1) Method for the manufacture of touch controls (100) with embossed or smooth surface finish; said controls being provided with rear surface symbols (105) illuminable by light guide (109); said touch controls being employed to detect the interaction between a finger (102) and the magnetic field (103) generated by conductive traces (104); said conductive traces (104) and said light guide (109) being obtained by lasering coating layers applied to the inner surface of said transparent plastic support (101); said method for the manufacture of touch controls (100) comprising the following steps:

• application of a layer of decorative coating (106) to the outer surface of said transparent plastic support (101) in the case of touch controls (100) with embossed surface finish, or to the lower surface of said transparent plastic support (101) in the case of touch controls (100) with smooth surface finish;

• application of an insulating coating layer (107) to the inner side of the transparent plastic support (101) processed according to point a); said insulating coating layer (107) being employed to prevent the diffusion of light and conductive material to adjacent layers;

• application of a conductive coating layer (108) to said insulating coating layer (107);

• realisation of said light guide (109) by laser removal of portions of said coating layers (108), (107) and (106); said portions being located below said surface symbol (105);

• realisation of said conductive traces (104) and screens (110) by laser removal of portions of said conductive coating layer (108); said traces (104) and said screens (110) are used to generate said magnetic field (103) at said surface symbol (105).

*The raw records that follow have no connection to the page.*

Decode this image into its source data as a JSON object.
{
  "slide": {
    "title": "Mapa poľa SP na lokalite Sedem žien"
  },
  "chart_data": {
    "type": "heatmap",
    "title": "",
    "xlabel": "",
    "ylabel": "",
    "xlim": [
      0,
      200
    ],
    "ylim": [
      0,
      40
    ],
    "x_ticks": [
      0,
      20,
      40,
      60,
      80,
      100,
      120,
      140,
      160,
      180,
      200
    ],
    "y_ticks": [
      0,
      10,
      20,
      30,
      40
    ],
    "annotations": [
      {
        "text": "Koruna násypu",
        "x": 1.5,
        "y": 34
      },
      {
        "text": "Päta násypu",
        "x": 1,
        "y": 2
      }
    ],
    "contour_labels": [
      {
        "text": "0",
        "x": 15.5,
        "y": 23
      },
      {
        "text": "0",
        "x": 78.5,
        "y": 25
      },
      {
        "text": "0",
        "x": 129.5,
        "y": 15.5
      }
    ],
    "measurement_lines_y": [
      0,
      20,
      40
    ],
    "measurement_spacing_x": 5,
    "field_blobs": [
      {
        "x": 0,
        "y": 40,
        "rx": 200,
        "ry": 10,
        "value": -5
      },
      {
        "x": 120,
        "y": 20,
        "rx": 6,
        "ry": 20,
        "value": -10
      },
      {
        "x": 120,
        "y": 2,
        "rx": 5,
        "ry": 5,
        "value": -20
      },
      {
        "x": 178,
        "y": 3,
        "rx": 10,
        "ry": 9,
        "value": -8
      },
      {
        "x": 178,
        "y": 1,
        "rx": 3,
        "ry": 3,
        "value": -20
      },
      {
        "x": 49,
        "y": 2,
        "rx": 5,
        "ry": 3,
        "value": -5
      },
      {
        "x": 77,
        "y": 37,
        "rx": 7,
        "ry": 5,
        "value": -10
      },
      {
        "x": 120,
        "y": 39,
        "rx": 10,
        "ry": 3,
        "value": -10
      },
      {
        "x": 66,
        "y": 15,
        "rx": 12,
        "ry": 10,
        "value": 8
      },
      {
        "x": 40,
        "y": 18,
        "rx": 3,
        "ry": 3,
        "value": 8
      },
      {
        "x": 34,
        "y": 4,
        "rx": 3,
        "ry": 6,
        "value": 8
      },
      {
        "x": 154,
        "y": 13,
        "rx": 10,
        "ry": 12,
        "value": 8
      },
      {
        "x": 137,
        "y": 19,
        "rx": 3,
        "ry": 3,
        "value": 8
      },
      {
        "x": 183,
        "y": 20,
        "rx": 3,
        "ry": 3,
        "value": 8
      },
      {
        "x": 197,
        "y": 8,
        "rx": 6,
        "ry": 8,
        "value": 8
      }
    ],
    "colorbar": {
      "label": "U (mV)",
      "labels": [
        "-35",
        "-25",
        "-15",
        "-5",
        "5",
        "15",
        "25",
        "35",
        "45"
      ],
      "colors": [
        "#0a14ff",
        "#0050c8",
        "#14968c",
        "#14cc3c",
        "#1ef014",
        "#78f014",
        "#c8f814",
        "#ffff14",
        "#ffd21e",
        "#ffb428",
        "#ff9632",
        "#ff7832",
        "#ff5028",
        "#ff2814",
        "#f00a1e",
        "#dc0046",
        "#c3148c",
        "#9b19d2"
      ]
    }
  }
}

2) Method according to claim 1, wherein said touch controls (100) in the case of a smooth surface finish are further treated with a layer of scratch-resistant UV protective coating (111) applied to the upper surface of said transparent plastic support (101).

3) Method according to claims 1 and 2, wherein said scratch-resistant UV paint layer (111) is characterised by a glossy or translucent black colour; said layer (111) being used to partially obscure said light guide (109) thus making said surface symbol (105) retractable. 4) The method according to the preceding claims, wherein said coating layers (106), (107), (108) and (111) are applied by a printing, buffering, coating or PVD process.

5) Touch-type control (100) with illuminable surface symbols (105) obtained according to the method of the preceding claims, wherein said layer of conductive coating (108) is obtained by an organic compound cross-linked with a hardener; said compound being characterised by a three-dimensional molecule comprising:

• 10 - 40% by weight of a bisphenol A type epoxy resin with free OH groups;

• 12-30 wt % conductive pigment; · 1-5 wt % of a dispersant;

• 1-2% surface-treated smoked silica;

• 1-2% of a substrate wetting agent;

• a mixture of low, medium and high boiling solvents;

• 1-2 wt % soot.

6) The backlit touch control (100) obtained according to claim 5, wherein said conductive pigment consists of carbon particles, graphite or, alternatively, other high conductive metals with a particle size of between 1 and 100 nanometres. 7) The backlit touch control (100) obtained according to claim 4, wherein said hardener consists of a polyisocyanate with 3 groups of isocyanates or polyfunctional amines;both with 100-130% stoichiometrically selected cross-linking.